Mobile payments are the egg – or is that the chicken? Wait, which came first again?
My name is Rob Woodbridge and this is The Take, Episode #13
Riddle me this batman, how many of you have made a mobile transaction this month? Ever? Lots I hope. How many of you have paid with cash? Credit cards? Debit? More I’d assume. You see, more of us use alternative payments to mobile but why aren’t we measuring that? Do you know how much the “cash” payments industry will be in 2017? What about the “debit” payments industry? How come I know that mobile payments will be $17B by 2017? Why the focus on mobile payments as an industry? Aren’t they, just, well, payments?
My biggest issue with the concept of today’s “Mobile payments” is that the stuff being mentioned in the press and praised in the media is NOT innovation. It is not revolutionary. In fact, it is just straight up evolution and in today’s insane world, evolution is boring. Investors have poured so much cash into the payment part of the experience to date – well as least it seems like so much cash until you consider the amount the big 3 have put into it over the last 6 decades.
But now it seems the investment industry is waking up to the fact that today’s version of mobile payments are just a gateway to credit card payments on a traditional network with the traditional players. This is a commodity business with very little upside unless there comes tremendous reach and use. Here’s the chicken and egg factor in building this type of business. To do this well, you need users, you need merchants and you need them all over the freaking world.
Now take bitcoin – they are a non-traditional currency that is starting to be accepted around the world, has name recognition and is starting to creep into mainstream and occupy a small amount of brainspace of the average consumer. This is mobile payment revolution. If you are going to start up something, why not make it something that has a chance?

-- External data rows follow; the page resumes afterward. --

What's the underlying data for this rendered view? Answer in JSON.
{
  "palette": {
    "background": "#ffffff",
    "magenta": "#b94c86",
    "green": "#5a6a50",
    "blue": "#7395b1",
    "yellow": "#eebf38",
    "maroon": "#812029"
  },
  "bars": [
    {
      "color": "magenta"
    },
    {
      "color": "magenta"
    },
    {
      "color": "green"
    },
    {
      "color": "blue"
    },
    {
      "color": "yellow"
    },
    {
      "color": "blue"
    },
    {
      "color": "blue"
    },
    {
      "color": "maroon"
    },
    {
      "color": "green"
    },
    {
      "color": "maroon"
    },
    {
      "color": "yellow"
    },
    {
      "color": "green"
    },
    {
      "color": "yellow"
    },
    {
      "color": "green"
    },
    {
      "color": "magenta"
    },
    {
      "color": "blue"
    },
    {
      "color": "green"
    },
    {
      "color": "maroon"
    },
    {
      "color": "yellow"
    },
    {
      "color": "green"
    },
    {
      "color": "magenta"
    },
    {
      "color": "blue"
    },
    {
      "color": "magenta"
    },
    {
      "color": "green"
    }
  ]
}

Today’s mobile payments companies are struggling as it dawns on them that payments are a commodity business and commodity businesses don’t make a lot of money unless they have scale. And when I say scale, I don’t mean the amount of money they have raised or press they have garnered – those are false metrics. Most of these mobile payments companies will end up fodder for the big guys who want to get into their market. Success I guess – for the founders and investors – but not really the outcome worthy of so much media attention.
My name is Rob Woodbridge and this has been The Take.